Friday 29 September 2017

HOW DID INTERNET DEVELOP-AN OVERVIEW OF HISTORY

If you’re asking yourself questions about Web development, then you are getting into a pretty tough and deep subject. The World Wild Web, also known as Internet has been evolving for almost 15 years now, and the Web development shows no signs of slowing, quite to the contrary as a matter of fact.
Internet originated back in the late 1980s in Europe and America, roughly at the same time. Software engineer Tim Berners-Lee from a research company named CERN (“Conseil Européen pour la Recherche Nucléaire”, or the European Council for Nuclear Research in English) and based in Switzerland, is known by many as “the founder of Internet”. But the conception and design of the World Wild Web started over 50 years before that, and there is much more to it than just one scientist elaborating a singular program.
Since the 1950s and the apparition of electronic computers, many researchers and computer experts have been evolved in the Web development. All around the USA and Europe, many scientists have spent years trying to find a way of communicating via those computers. The result of their many bright ideas and ambitious experimentation resulted in the development of what is today known as the World Wild Web.
In America, an ancient version of Internet was efficiently used to communicate via computers. It was called “APRANET”. It worked fine but was far from what we know today with Internet. Europe also had diverse “primitive” electronic communication networks, such as “MINITEL” in France for example.
But it’s only in the mid-1990’s that the Web development provided us with the connection network today known as the Internet. Tim Barners-Lee and CERN specified the main fundamentals of the World Wild Web concept:
1.    HTML: Means HyperText Markup Language. This is the format used to publish documents at the beginning of Web development and is still in use today.
2.    URI: Uniform Resource Identifier.

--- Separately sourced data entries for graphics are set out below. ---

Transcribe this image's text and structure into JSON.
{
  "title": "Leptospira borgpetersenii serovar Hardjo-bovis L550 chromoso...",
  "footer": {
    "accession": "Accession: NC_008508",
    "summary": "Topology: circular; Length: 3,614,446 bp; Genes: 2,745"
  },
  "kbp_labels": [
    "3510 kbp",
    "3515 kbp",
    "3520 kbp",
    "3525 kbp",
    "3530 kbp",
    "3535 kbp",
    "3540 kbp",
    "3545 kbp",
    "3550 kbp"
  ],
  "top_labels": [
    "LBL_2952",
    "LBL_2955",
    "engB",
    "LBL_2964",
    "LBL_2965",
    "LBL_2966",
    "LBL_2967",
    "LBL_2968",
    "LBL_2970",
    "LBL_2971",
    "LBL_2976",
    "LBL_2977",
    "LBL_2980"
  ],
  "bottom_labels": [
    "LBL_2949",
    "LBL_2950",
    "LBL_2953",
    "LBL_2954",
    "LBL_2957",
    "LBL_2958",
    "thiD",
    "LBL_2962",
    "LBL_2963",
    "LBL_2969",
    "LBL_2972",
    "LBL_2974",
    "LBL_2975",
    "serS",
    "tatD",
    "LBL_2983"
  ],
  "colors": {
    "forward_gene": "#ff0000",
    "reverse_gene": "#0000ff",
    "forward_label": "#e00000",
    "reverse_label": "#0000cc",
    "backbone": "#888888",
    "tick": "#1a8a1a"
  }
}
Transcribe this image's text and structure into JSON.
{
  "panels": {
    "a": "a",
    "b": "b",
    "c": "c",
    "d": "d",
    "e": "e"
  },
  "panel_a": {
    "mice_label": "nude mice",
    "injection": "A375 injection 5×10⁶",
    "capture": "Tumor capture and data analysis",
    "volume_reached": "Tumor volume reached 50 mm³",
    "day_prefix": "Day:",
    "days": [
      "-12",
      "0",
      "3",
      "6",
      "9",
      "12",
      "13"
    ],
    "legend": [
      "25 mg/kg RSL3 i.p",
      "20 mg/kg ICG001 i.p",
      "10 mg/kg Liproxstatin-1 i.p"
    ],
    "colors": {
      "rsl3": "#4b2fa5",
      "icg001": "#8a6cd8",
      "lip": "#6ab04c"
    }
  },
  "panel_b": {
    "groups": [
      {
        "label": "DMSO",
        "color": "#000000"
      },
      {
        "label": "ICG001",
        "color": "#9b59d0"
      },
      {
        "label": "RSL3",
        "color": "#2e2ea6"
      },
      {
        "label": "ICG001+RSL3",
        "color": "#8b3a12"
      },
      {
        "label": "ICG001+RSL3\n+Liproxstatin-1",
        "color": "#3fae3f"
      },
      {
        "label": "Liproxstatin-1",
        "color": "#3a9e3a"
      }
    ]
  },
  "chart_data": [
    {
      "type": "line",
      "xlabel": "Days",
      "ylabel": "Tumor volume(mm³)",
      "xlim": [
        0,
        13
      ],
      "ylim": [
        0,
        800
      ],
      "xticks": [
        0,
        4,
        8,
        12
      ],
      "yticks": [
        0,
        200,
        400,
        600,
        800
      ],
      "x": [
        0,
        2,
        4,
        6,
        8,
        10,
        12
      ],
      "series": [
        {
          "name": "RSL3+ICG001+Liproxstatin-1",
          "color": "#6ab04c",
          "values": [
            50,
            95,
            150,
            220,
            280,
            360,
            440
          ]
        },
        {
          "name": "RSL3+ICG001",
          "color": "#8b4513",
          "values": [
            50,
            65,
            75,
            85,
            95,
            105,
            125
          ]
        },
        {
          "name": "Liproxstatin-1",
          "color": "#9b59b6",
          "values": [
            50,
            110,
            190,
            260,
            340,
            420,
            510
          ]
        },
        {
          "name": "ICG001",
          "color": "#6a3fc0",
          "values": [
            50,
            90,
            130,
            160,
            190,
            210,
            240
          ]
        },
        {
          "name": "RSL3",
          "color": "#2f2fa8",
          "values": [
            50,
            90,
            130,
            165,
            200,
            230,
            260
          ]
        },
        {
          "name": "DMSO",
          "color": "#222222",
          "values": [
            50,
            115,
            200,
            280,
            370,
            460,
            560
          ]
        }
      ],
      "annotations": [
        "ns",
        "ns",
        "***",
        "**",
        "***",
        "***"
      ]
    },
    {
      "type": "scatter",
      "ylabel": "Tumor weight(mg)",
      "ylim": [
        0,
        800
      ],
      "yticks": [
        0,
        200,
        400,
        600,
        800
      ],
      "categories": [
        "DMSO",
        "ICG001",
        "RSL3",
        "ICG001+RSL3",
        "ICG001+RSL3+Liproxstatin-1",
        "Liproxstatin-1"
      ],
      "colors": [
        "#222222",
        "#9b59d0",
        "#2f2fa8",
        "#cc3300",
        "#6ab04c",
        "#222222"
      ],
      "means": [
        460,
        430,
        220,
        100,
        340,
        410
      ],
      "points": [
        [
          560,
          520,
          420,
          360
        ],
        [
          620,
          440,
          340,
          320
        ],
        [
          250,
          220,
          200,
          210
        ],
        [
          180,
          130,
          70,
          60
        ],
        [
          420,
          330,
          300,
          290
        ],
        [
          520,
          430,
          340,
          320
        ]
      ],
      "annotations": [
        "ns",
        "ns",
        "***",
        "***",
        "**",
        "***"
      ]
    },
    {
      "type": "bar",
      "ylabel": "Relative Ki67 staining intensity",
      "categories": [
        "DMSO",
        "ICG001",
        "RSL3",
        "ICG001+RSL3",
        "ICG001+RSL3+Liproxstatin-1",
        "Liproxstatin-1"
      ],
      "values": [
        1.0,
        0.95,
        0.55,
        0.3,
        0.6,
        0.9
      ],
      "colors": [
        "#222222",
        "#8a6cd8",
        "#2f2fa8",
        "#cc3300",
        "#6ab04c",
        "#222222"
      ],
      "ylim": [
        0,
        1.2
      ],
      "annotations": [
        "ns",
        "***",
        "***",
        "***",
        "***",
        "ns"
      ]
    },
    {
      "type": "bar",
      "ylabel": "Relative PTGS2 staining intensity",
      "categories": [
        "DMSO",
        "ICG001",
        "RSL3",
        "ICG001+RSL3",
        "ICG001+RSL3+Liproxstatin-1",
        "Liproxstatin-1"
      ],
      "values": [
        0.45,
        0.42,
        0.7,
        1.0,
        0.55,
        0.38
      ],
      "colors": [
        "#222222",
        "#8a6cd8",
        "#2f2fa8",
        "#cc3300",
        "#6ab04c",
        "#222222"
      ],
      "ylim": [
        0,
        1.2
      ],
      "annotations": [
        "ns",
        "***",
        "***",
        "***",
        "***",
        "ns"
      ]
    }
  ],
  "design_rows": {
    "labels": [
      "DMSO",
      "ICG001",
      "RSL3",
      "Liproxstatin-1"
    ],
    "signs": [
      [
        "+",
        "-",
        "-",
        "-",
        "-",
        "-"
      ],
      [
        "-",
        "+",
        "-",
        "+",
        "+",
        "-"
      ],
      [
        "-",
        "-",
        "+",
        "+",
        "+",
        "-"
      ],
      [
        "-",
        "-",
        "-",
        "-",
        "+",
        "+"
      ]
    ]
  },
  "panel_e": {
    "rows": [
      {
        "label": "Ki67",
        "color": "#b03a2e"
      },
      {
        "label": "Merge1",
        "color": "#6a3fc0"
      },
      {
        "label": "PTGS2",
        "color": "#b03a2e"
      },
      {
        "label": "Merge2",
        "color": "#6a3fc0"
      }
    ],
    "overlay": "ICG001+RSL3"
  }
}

This is a unique address for each document published on the Internet.
3.     HTTP: Hyper Text Transfer Protocol. This is a way of retrieving each document hosted on the Internet.

So in 1995, after a long and complicated web development, Internet became officially available to the world. Anyone with a computer, a home phone line and an Internet connection provider could access documents hosted on the World Wild Web network. This was a true revolution around the globe, you could actually be connected to someone thousands of miles away without having to hold up a telephone. And the best thing was you could actually send data through Internet, which was very interesting when compared to the rather long deliveries offered by the postal services.
But Web development did not stop there. Ever since it was launched, numerous IT engineers, web developers, software and program developers and anyone smart enough to understand fully and improve the Internet concept have been endlessly working on continuing Web development.
The connection speeds, the number of devices that can access the Internet and the connection means and methods keep evolving every single day. It seems that Web development will just never stop!